Season: Team; Games; Passing; Rushing
GP: GS; Record; Cmp; Att; Pct; Yds; Y/A; TD; Int; Rtg; Att; Yds; Avg; TD
2001: USC; Redshirted
2002: USC; 3; 0; —; 0; 0; 0.0; 0; 0.0; 0; 0; 0.0; 0; 0; 0.0; 0
2003: USC; 13; 13; 12–1; 255; 402; 63.4; 3,556; 8.8; 38; 9; 164.5; 32; −62; −1.9; 0
2004: USC; 13; 13; 13–0; 269; 412; 65.3; 3,322; 8.1; 33; 6; 156.5; 49; −44; −0.9; 3
2005: USC; 13; 13; 12–1; 283; 431; 65.7; 3,815; 8.9; 28; 8; 157.7; 51; 36; 0.7; 6
Total: 42; 39; 37–2; 807; 1,245; 64.8; 10,693; 8.6; 99; 23; 159.5; 132; −70; −0.5; 9

==Awards and honors==
- 2004
| * Heisman Trophy Winner * Rose Bowl MVP * Walter Camp Award * AP Player of the Year * Manning Award * Touchdown Club QB of the Year * Victor Award (Player of the Year) * James E. Sullivan Award Finalist | * Newport college player of the year * AP All-American first-team * Football Coaches All-American first-team * ESPN, CSTV, Rivals.com, SI.com, and CFBNews first-team All-American * Pac-10 Co-offensive player of the year * ESPN.com player of the year * Rivals.com player of the year * Pre-season All-American |

- 2005
- Orange Bowl MVP
- Unitas Award
- Finalist for Heisman Trophy
- All-American Offensive Player
- LA Sports Sportsman of the Year
- The Sporting News Athlete of the Year

==Personal life==
Leinart's mother was Linda (née Primak) and his father is Bob Leinart.

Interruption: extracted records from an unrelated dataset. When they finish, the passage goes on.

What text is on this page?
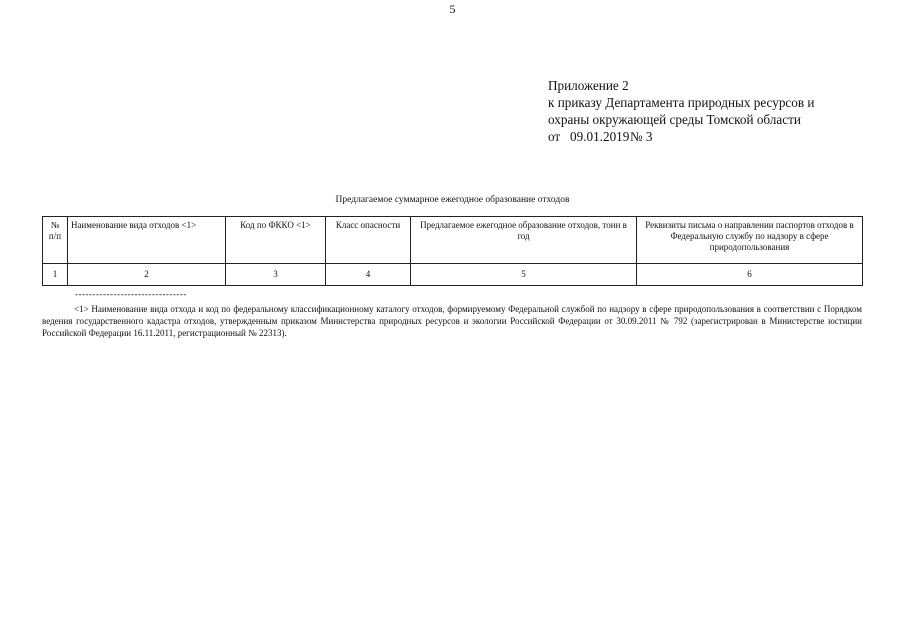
5
Приложение 2
к приказу Департамента природных ресурсов и
охраны окружающей среды Томской области
от 09.01.2019№ 3
Предлагаемое суммарное ежегодное образование отходов
№ п/п	Наименование вида отходов <1>	Код по ФККО <1>	Класс опасности	Предлагаемое ежегодное образование отходов, тонн в год	Реквизиты письма о направлении паспортов отходов в Федеральную службу по надзору в сфере природопользования
1	2	3	4	5	6
--------------------------------
<1> Наименование вида отхода и код по федеральному классификационному каталогу отходов, формируемому Федеральной службой по надзору в сфере природопользования в соответствии с Порядком ведения государственного кадастра отходов, утвержденным приказом Министерства природных ресурсов и экологии Российской Федерации от 30.09.2011 № 792 (зарегистрирован в Министерстве юстиции Российской Федерации 16.11.2011, регистрационный № 22313).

Leinart has a son, Cole, with Brynn Cameron, a former USC women's basketball player. The couple split before their son's birth in October 2006. Cole Leinart, a quarterback in high school, signed as a member of SMU's 2026 recruiting class in December 2025.

In May 2018, Leinart married Make It or Break It and The Mentalist actress Josie Loren at the Basilica of St. Lawrence in Asheville, North Carolina. In January 2020, Loren gave birth to Leinart's second son. In May 2021, Loren had Leinart's third son. Loren had their first daughter who was born in February 2025.

As of January 2023, Leinart is an analyst on Big Noon Kickoff for Fox Sports 1.

Leinart also co-hosts the Throwbacks podcast with Jerry Ferrara.